The programme has successfully mentored 46 black scholars, of which nine have successfully secured PhD studentships. Another eight participants have graduated with distinction and first-class honours and transitioned into full-time employment.
Faith Ogala, who was one of the 2023 ASPIRE cohort, said: “This programme has impacted my life in so many ways. It has boosted my confidence, helped me meet with people who are like me and doing great things, and helped me gain skills outside of my education and curriculum.”
Victor Nweke, who also completed the programme, added: “The support we receive is unique and tailored to our needs and the challenges we face as black scholars.”
Professor David Shepherd, Deputy Vice-Chancellor (Academic) at Sheffield Hallam University, said: “It was a privilege to attend the showcase event for the second cohort of participants in the ASPIRE project. The stories told – stories of adversity and achievement -- were inspiring and moving. But they were also a salutary reminder of just how far we still have to go before we reach true equality of opportunity and equity of outcome for black students. ASPIRE has a crucial role to play, and I look forward to continuing to support and to be challenged by the project and its leaders.”

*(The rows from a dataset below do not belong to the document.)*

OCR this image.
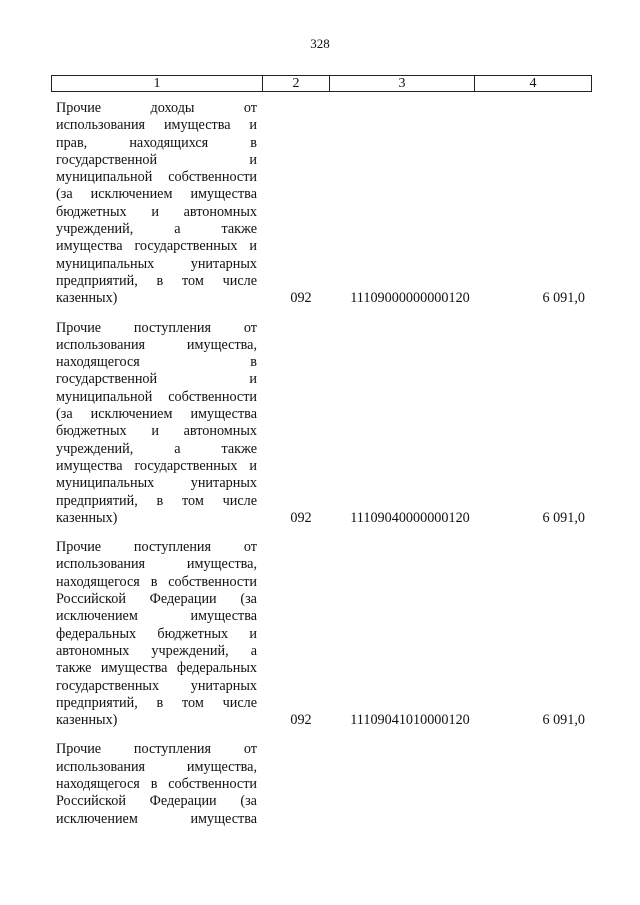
328
1	2	3	4
Прочие доходы от
использования имущества и
прав, находящихся в
государственной и
муниципальной собственности
(за исключением имущества
бюджетных и автономных
учреждений, а также
имущества государственных и
муниципальных унитарных
предприятий, в том числе
казенных)	092	11109000000000120	6 091,0
Прочие поступления от
использования имущества,
находящегося в
государственной и
муниципальной собственности
(за исключением имущества
бюджетных и автономных
учреждений, а также
имущества государственных и
муниципальных унитарных
предприятий, в том числе
казенных)	092	11109040000000120	6 091,0
Прочие поступления от
использования имущества,
находящегося в собственности
Российской Федерации (за
исключением имущества
федеральных бюджетных и
автономных учреждений, а
также имущества федеральных
государственных унитарных
предприятий, в том числе
казенных)	092	11109041010000120	6 091,0
Прочие поступления от
использования имущества,
находящегося в собственности
Российской Федерации (за
исключением имущества
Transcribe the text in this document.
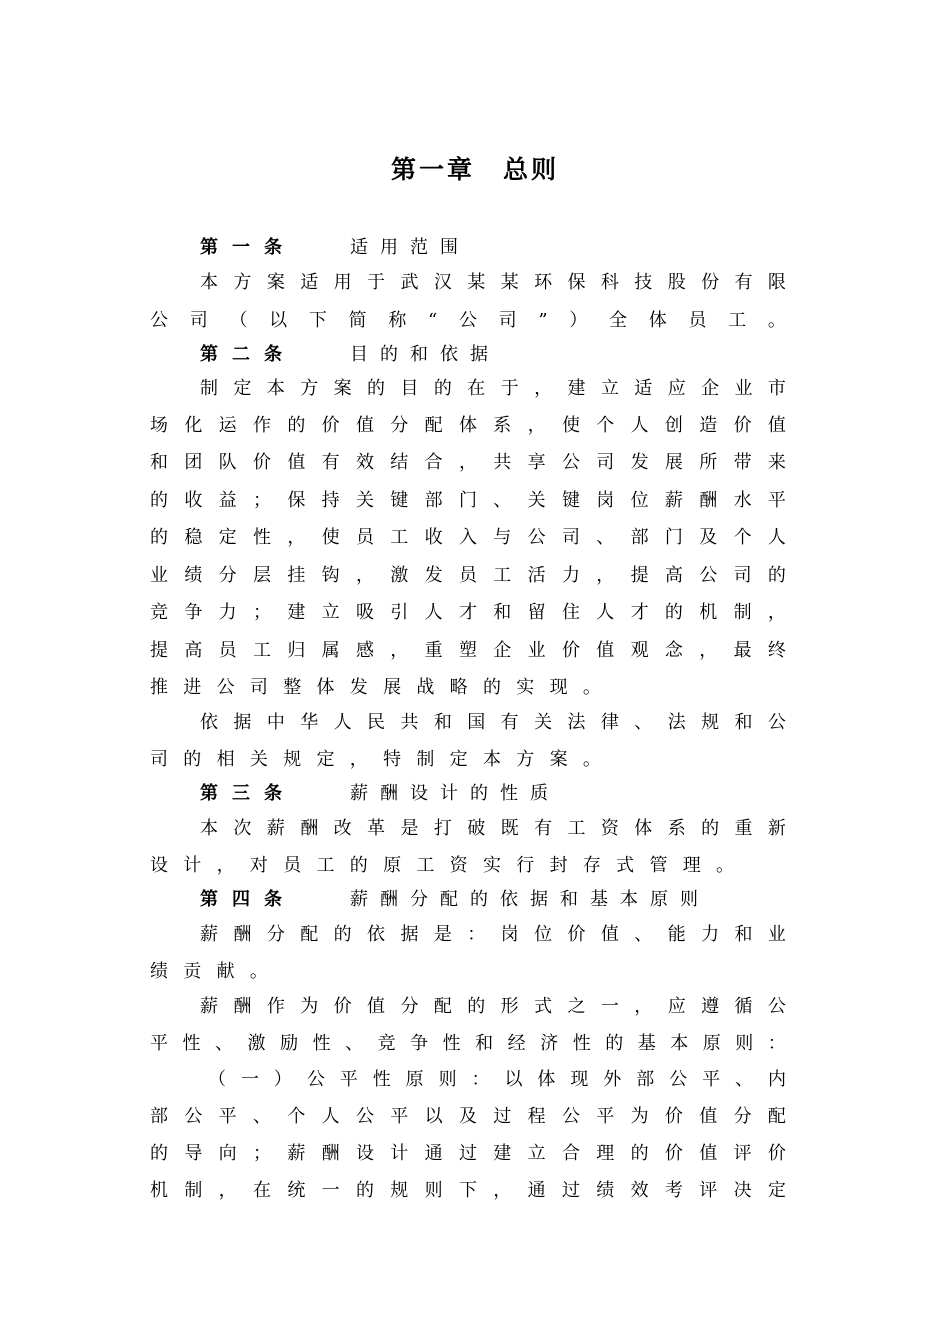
第一章　总则
第一条	适用范围
本 方 案 适 用 于 武 汉 某 某 环 保 科 技 股 份 有 限
公 司 （ 以 下 简 称 “ 公 司 ” ） 全 体 员 工 。
第二条	目的和依据
制 定 本 方 案 的 目 的 在 于 ， 建 立 适 应 企 业 市
场 化 运 作 的 价 值 分 配 体 系 ， 使 个 人 创 造 价 值
和 团 队 价 值 有 效 结 合 ， 共 享 公 司 发 展 所 带 来
的 收 益 ； 保 持 关 键 部 门 、 关 键 岗 位 薪 酬 水 平
的 稳 定 性 ， 使 员 工 收 入 与 公 司 、 部 门 及 个 人
业 绩 分 层 挂 钩 ， 激 发 员 工 活 力 ， 提 高 公 司 的
竞 争 力 ； 建 立 吸 引 人 才 和 留 住 人 才 的 机 制 ，
提 高 员 工 归 属 感 ， 重 塑 企 业 价 值 观 念 ， 最 终
推 进 公 司 整 体 发 展 战 略 的 实 现 。
依 据 中 华 人 民 共 和 国 有 关 法 律 、 法 规 和 公
司 的 相 关 规 定 ， 特 制 定 本 方 案 。
第三条	薪酬设计的性质
本 次 薪 酬 改 革 是 打 破 既 有 工 资 体 系 的 重 新
设 计 ， 对 员 工 的 原 工 资 实 行 封 存 式 管 理 。
第四条	薪酬分配的依据和基本原则
薪 酬 分 配 的 依 据 是 ： 岗 位 价 值 、 能 力 和 业
绩 贡 献 。
薪 酬 作 为 价 值 分 配 的 形 式 之 一 ， 应 遵 循 公
平 性 、 激 励 性 、 竞 争 性 和 经 济 性 的 基 本 原 则 ：
（ 一 ） 公 平 性 原 则 ： 以 体 现 外 部 公 平 、 内
部 公 平 、 个 人 公 平 以 及 过 程 公 平 为 价 值 分 配
的 导 向 ； 薪 酬 设 计 通 过 建 立 合 理 的 价 值 评 价
机 制 ， 在 统 一 的 规 则 下 ， 通 过 绩 效 考 评 决 定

Programme Lead and Principal Investigator of the ASPIRE programme, Dr Francis Awolowo, said: “I am grateful for the institutional support that we enjoyed both at Sheffield Hallam and MMU to pursue the ASPIRE agenda. Not to forget the incredible work of my project team who work tirelessly to make this project a huge success. This ground-breaking initiative is making a huge impact on the lives of Black scholars by breaking barriers to doctoral-level study. There is more to be done in ensuring that we give people equal opportunities irrespective of the colour of their skin but with the ASPIRE initiative we have made a bold step and commitment towards becoming anti-racist universities.”
The third cohort of ASPIRE participants will start in January 2024.